Then they left the red house and set out down the road. The distant sound of band music came and went with the wind. They nodded to their festively dressed neighbors. As they came closer they could hear the echo of the snare drums being tossed hither and thither across the fjord.
“It’s an ugly bridge,” Penelope said.
The wind crackled in the microphone and swept the mayor’s hair in all directions as he said how nice it was to see such a good turnout from both sides of the water and how the bridge would usher in a new era for all of those living around Var fjord. New links would be forged and old ones strengthened. First of all, though, there was one link which had to be cut, he smiled, and proudly presented the guest of honor.
“The King of Norway,” whispered Penelope.
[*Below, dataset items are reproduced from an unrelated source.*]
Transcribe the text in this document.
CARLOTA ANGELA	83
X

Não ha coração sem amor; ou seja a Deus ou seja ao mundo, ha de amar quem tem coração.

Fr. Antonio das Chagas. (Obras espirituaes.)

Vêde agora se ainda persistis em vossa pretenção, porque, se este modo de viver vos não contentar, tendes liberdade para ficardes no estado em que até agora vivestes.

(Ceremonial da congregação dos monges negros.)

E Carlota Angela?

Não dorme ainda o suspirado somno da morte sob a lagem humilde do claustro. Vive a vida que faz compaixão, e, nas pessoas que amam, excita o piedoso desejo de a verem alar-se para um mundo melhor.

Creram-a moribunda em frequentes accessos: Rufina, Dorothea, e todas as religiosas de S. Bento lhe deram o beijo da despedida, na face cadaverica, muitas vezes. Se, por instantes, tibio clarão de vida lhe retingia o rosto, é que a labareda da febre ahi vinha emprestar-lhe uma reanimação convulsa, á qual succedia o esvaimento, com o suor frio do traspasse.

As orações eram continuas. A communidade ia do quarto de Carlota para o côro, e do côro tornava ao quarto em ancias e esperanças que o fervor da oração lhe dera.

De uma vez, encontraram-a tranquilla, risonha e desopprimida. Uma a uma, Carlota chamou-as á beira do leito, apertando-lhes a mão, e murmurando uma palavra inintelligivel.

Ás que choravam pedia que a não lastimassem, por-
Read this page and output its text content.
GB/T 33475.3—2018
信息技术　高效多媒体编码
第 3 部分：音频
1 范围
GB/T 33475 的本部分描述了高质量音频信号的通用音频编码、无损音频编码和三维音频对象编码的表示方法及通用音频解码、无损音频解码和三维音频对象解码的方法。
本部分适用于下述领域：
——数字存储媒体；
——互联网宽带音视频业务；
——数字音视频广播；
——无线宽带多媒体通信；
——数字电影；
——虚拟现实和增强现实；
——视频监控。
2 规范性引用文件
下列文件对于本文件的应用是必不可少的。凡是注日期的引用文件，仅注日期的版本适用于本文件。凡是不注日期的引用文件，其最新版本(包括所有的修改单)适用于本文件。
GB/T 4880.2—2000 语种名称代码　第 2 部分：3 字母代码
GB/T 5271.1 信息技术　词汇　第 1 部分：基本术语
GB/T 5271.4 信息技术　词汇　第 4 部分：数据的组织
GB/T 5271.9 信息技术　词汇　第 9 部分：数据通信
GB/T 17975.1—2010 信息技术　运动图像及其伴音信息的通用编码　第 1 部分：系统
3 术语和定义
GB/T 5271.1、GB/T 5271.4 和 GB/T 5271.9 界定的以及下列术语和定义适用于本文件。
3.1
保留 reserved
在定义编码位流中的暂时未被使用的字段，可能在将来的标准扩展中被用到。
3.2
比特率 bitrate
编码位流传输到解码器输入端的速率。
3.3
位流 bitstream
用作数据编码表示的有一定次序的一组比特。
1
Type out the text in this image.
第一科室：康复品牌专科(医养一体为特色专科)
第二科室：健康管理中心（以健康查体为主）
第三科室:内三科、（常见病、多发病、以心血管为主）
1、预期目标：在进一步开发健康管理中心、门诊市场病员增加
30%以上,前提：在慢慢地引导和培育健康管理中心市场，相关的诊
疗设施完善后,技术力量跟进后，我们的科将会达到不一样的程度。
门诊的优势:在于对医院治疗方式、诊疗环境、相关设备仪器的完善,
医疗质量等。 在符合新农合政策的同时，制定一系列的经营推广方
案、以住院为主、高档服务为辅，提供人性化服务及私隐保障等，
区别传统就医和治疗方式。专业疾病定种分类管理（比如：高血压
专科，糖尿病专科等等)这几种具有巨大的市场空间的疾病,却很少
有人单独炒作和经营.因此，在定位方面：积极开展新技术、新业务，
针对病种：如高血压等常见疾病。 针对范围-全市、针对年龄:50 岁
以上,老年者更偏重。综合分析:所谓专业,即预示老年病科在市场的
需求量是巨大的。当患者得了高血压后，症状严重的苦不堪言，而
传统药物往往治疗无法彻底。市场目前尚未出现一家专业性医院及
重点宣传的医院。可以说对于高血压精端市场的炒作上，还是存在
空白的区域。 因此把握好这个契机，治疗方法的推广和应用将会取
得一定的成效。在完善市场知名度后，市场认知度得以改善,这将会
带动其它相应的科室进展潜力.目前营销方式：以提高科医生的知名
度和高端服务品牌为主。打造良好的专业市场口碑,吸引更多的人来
As the king spoke Captain Jonasen cast his eyes over the tiny, unlovely car ferry moored to the quay in Sirenes. MRF had no need of such a small ferry on any of their other routes, and for the moment no buyers had appeared. With the talk of scrapping MS Hitra, Jonasen had offered to take it under his wing for the company. And, since he had taken early retirement anyway, to maintain the boat until a buyer came forward. He had been waiting for an answer for a week now. That was what was going through Captain Jonasen’s mind when something strange happened.
“I didn’t know you were so beautiful.”
Penelope sent her interlocutor an inquisitive smile.
“My name is Elinor,” the woman continued, also with a smile.
“I have wanted to meet you for a long time.”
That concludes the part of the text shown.